The tradition of preparing meals for dogs at home stretches back further than many might assume. In 1966, the celebrated food writer M.F.K. Fisher reviewed pet cookbooks in The New Yorker. Decades later, Jeffrey Steingarten documented cooking chef Daniel Boulud's "French Country Soup for Dogs and their Owners" for his own dog in Vogue. French food writer Frédérick E. Grasser-Hermé published a dog recipe book in 2001 and hosted a launch party where canine guests were served bone marrow topped with caviar. Judith Jones, the legendary editor behind Julia Child, capped her career in 2014 with a book devoted to cooking for her Havanese. Martha Stewart blogged in 2022 about the farm-fresh foods her dogs eat, and influencer Nara Smith has continued the tradition into 2026.

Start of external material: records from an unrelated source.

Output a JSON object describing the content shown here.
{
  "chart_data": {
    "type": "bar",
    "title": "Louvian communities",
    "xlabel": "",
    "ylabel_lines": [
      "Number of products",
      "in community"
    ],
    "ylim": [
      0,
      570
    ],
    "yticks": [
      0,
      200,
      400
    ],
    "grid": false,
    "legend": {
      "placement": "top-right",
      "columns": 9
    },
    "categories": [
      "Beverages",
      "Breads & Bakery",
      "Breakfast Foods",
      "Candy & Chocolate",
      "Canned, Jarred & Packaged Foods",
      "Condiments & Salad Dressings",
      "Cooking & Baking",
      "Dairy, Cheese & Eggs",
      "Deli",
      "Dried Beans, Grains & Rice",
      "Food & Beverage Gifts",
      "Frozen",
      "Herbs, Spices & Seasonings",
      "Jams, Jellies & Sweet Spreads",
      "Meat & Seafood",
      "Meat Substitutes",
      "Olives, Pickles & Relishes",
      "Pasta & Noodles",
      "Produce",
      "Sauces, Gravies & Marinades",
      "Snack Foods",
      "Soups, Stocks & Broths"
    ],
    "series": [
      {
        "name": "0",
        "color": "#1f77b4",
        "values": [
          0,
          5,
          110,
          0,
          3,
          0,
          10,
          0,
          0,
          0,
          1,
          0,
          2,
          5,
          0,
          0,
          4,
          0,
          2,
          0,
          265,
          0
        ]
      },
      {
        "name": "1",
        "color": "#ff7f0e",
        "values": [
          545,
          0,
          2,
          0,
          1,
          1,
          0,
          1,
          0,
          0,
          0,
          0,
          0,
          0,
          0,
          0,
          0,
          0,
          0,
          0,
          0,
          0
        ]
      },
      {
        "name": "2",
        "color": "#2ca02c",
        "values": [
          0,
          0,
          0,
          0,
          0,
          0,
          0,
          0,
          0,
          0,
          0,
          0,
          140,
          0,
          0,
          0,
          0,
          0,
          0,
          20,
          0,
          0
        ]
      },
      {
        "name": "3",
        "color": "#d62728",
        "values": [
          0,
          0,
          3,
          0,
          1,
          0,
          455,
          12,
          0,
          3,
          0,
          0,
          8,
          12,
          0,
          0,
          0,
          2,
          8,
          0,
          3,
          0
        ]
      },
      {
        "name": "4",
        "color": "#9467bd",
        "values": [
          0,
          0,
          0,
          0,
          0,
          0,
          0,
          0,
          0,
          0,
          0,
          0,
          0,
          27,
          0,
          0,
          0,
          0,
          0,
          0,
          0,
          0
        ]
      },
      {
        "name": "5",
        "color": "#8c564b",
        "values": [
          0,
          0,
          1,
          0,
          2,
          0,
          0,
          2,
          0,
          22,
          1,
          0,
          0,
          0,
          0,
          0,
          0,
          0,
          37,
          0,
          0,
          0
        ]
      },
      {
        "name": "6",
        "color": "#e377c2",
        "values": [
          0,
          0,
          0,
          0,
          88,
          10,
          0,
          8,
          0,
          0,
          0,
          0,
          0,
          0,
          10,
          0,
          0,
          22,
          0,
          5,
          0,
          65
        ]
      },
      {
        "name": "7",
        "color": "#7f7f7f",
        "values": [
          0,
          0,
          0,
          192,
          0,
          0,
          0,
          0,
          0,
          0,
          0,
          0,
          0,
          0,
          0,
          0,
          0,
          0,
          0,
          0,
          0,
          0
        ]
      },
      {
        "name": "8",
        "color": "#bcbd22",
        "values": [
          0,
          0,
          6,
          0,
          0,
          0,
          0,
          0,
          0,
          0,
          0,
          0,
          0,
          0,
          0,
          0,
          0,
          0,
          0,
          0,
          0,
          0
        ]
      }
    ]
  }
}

A Growing Movement Rooted in Crisis
With over 87 million dogs kept as pets in the United States, canine wellness has expanded into territory that includes red-light therapy and longevity pills. Yet food remains the most emotionally charged topic for many owners. According to American Veterinary Medical Association surveys spanning more than a decade, an estimated 3 to 8 percent more owners now cook for their dogs than before.
Jonathan Stockman, a board-certified veterinary nutritionist and assistant professor at the UC Davis Weill School of Veterinary Medicine, traces the trend's modern origins to what is known as the "melamine crisis" of 2007. That year, a company called Menu Foods, responsible for producing 1,300 recipes across various private-label contracts, incorporated wheat gluten contaminated with melamine, a type of plastic. Dogs and cats began dying mysteriously, and the cause was traced to this ingredient. The result was the largest wave of pet food recalls in history.

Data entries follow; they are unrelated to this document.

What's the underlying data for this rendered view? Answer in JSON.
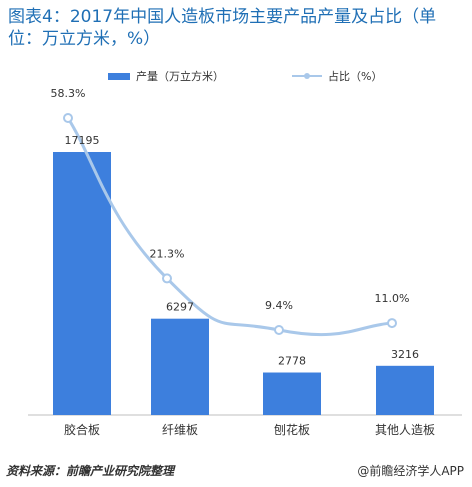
{
  "title": "图表4：2017年中国人造板市场主要产品产量及占比（单位：万立方米，%）",
  "colors": {
    "bar": "#3d7fdd",
    "line": "#a9c8ea",
    "marker": "#a9c8ea",
    "title": "#1f6fb5"
  },
  "chart_data": {
    "type": "bar",
    "categories": [
      "胶合板",
      "纤维板",
      "刨花板",
      "其他人造板"
    ],
    "series": [
      {
        "name": "产量（万立方米）",
        "type": "bar",
        "values": [
          17195,
          6297,
          2778,
          3216
        ],
        "labels": [
          "17195",
          "6297",
          "2778",
          "3216"
        ]
      },
      {
        "name": "占比（%）",
        "type": "line",
        "values": [
          58.3,
          21.3,
          9.4,
          11.0
        ],
        "labels": [
          "58.3%",
          "21.3%",
          "9.4%",
          "11.0%"
        ]
      }
    ],
    "legend_position": "top",
    "grid": false
  },
  "footer": {
    "source": "资料来源：前瞻产业研究院整理",
    "brand": "@前瞻经济学人APP"
  }
}
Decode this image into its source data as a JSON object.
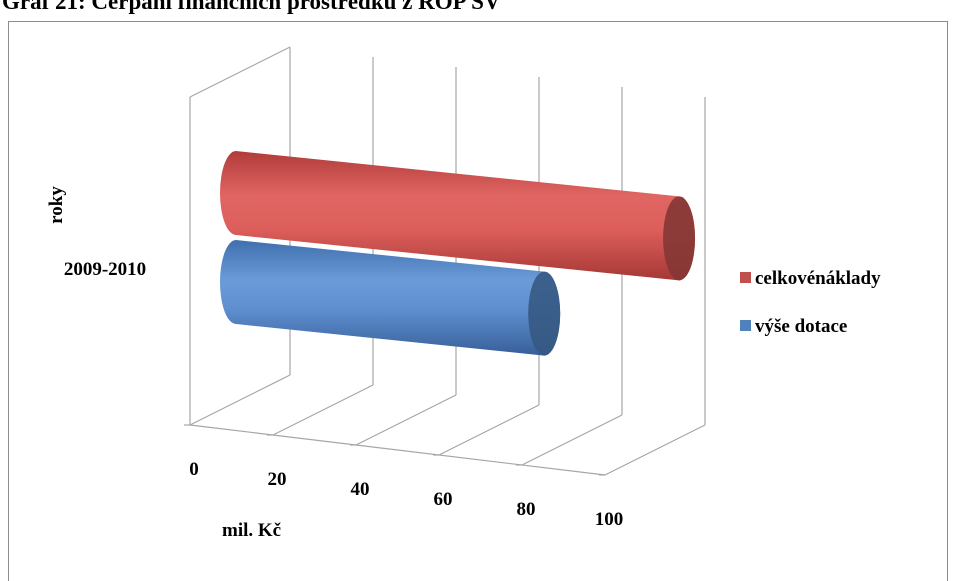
{
  "page": {
    "title": "Graf 21: Čerpání finančních prostředků z ROP SV"
  },
  "chart_data": {
    "type": "bar",
    "orientation": "horizontal",
    "style": "3d-cylinder",
    "categories": [
      "2009-2010"
    ],
    "series": [
      {
        "name": "celkovénáklady",
        "values": [
          97
        ],
        "color": "#c0504d"
      },
      {
        "name": "výše dotace",
        "values": [
          68
        ],
        "color": "#4f81bd"
      }
    ],
    "xlabel": "mil. Kč",
    "ylabel": "roky",
    "xlim": [
      0,
      100
    ],
    "xticks": [
      "0",
      "20",
      "40",
      "60",
      "80",
      "100"
    ],
    "grid": true,
    "legend_position": "right"
  }
}
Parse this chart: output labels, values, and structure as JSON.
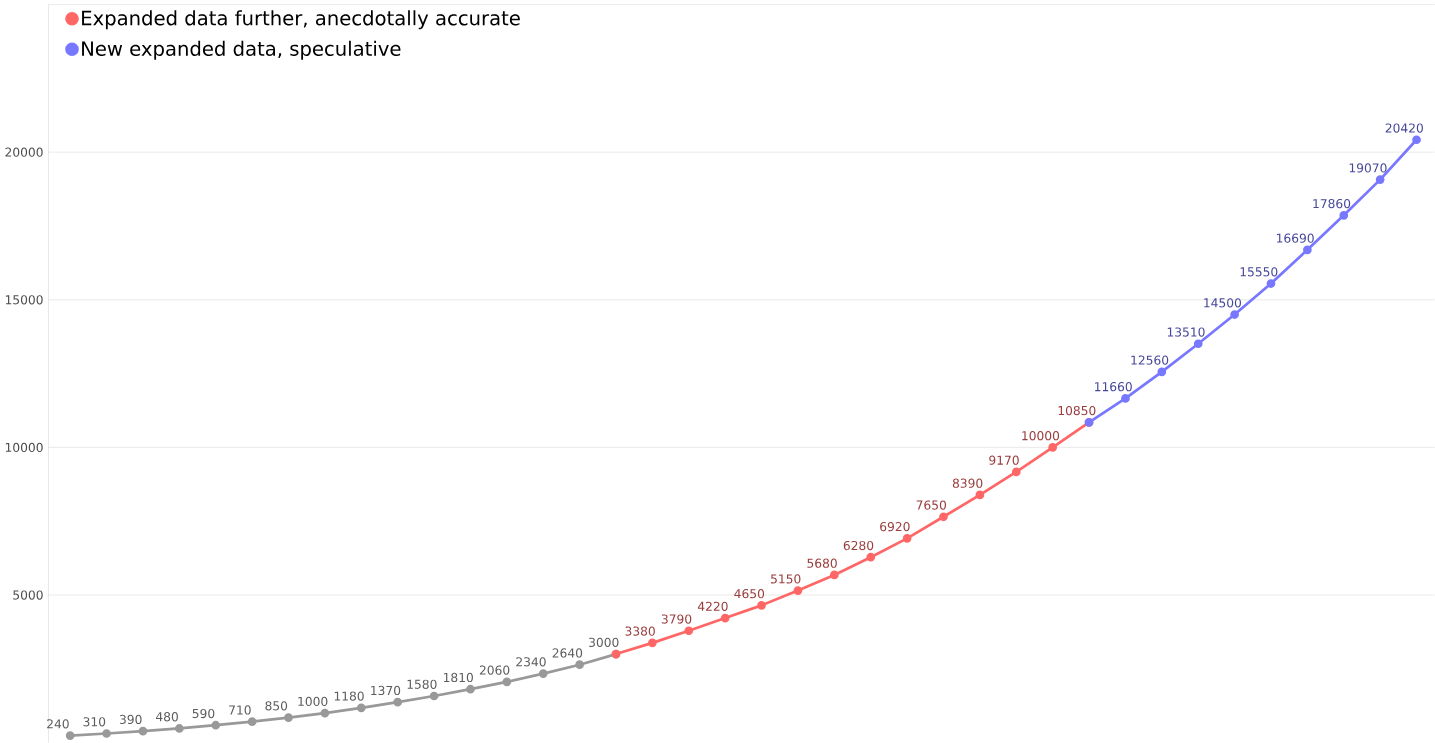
{
  "chart_data": {
    "type": "line",
    "categories": [
      null,
      null,
      null,
      null,
      null,
      null,
      null,
      null,
      null,
      null,
      null,
      null,
      null,
      null,
      null,
      null,
      null,
      null,
      null,
      null,
      null,
      null,
      null,
      null,
      null,
      null,
      null,
      null,
      null,
      null,
      null,
      null,
      null,
      null,
      null,
      null,
      null,
      null
    ],
    "ylim": [
      0,
      25000
    ],
    "yticks": [
      5000,
      10000,
      15000,
      20000,
      {
        "value": 25000,
        "label": null
      }
    ],
    "grid": "y",
    "legend": "top left",
    "marker": "circle",
    "line_style": "solid",
    "tick_labels": "y",
    "series": [
      {
        "color": "#999999",
        "values": [
          240,
          310,
          390,
          480,
          590,
          710,
          850,
          1000,
          1180,
          1370,
          1580,
          1810,
          2060,
          2340,
          2640,
          3000,
          null,
          null,
          null,
          null,
          null,
          null,
          null,
          null,
          null,
          null,
          null,
          null,
          null,
          null,
          null,
          null,
          null,
          null,
          null,
          null,
          null,
          null
        ],
        "value_labels": [
          "240",
          "310",
          "390",
          "480",
          "590",
          "710",
          "850",
          "1000",
          "1180",
          "1370",
          "1580",
          "1810",
          "2060",
          "2340",
          "2640",
          "3000",
          null,
          null,
          null,
          null,
          null,
          null,
          null,
          null,
          null,
          null,
          null,
          null,
          null,
          null,
          null,
          null,
          null,
          null,
          null,
          null,
          null,
          null
        ]
      },
      {
        "name": "Expanded data further, anecdotally accurate",
        "color": "#ff6666",
        "values": [
          null,
          null,
          null,
          null,
          null,
          null,
          null,
          null,
          null,
          null,
          null,
          null,
          null,
          null,
          null,
          3000,
          3380,
          3790,
          4220,
          4650,
          5150,
          5680,
          6280,
          6920,
          7650,
          8390,
          9170,
          10000,
          10850,
          null,
          null,
          null,
          null,
          null,
          null,
          null,
          null,
          null
        ],
        "value_labels": [
          null,
          null,
          null,
          null,
          null,
          null,
          null,
          null,
          null,
          null,
          null,
          null,
          null,
          null,
          null,
          null,
          "3380",
          "3790",
          "4220",
          "4650",
          "5150",
          "5680",
          "6280",
          "6920",
          "7650",
          "8390",
          "9170",
          "10000",
          "10850",
          null,
          null,
          null,
          null,
          null,
          null,
          null,
          null,
          null
        ]
      },
      {
        "name": "New expanded data, speculative",
        "color": "#7777ff",
        "values": [
          null,
          null,
          null,
          null,
          null,
          null,
          null,
          null,
          null,
          null,
          null,
          null,
          null,
          null,
          null,
          null,
          null,
          null,
          null,
          null,
          null,
          null,
          null,
          null,
          null,
          null,
          null,
          null,
          10850,
          11660,
          12560,
          13510,
          14500,
          15550,
          16690,
          17860,
          19070,
          20420
        ],
        "value_labels": [
          null,
          null,
          null,
          null,
          null,
          null,
          null,
          null,
          null,
          null,
          null,
          null,
          null,
          null,
          null,
          null,
          null,
          null,
          null,
          null,
          null,
          null,
          null,
          null,
          null,
          null,
          null,
          null,
          null,
          "11660",
          "12560",
          "13510",
          "14500",
          "15550",
          "16690",
          "17860",
          "19070",
          "20420"
        ]
      }
    ]
  }
}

Marion Nestle, professor emerita at NYU and a prolific author on public health, was inspired by the event to write Pet Food Politics: The Chihuahua in the Coal Mine. She explains that while recalls still occur regularly, none since Menu Foods have matched the scale of animal harm. Most incidents, she says, stem from lapses in safety protocols rather than deliberate contamination. Dry food, she notes, is not sterile and can serve as a growth medium for pathogens such as Salmonella if companies do not rigorously maintain a culture of safety.
The fallout from that crisis fueled demand for alternatives, giving rise to both home cooking and commercial fresh-food brands like The Farmer's Dog, which launched in the mid-2010s with vacuum-sealed meals marketed as made from "human-grade" ingredients.

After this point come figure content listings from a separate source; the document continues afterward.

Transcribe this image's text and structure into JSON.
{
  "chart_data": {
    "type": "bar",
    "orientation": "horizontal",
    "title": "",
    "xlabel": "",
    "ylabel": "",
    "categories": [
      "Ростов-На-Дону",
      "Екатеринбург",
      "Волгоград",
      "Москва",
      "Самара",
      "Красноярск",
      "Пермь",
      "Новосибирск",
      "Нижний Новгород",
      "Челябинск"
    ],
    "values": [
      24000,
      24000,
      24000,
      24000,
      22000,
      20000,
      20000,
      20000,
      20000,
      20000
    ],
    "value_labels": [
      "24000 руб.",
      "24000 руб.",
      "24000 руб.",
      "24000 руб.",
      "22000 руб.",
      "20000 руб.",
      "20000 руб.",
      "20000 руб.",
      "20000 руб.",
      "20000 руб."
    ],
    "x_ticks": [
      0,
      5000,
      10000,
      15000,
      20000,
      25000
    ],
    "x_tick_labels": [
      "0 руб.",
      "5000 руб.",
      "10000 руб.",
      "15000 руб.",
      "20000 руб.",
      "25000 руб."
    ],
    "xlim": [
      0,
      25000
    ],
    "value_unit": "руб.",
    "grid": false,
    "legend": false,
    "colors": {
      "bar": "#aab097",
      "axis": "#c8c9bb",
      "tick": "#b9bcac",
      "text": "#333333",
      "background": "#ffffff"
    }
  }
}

Influencers, Cookbooks, and the Daily Reality
On Instagram, the duo known as @TheCedLife — Joelle Jay and R.A. Young — share elaborately prepared dishes like "pawella" and salmon coconut curry for their two small dogs. They published a cookbook called The Dog's Table at the end of 2025 and maintain a Substack called Precious Kitchen. Young acknowledges that their fanciest content is designed to grab attention, but stresses that their actual day-to-day recipes rely on simple batch cooking. According to Young, all anyone needs is a freezer, a pot, and seven to eight store-bought ingredients to hit all the major nutrients.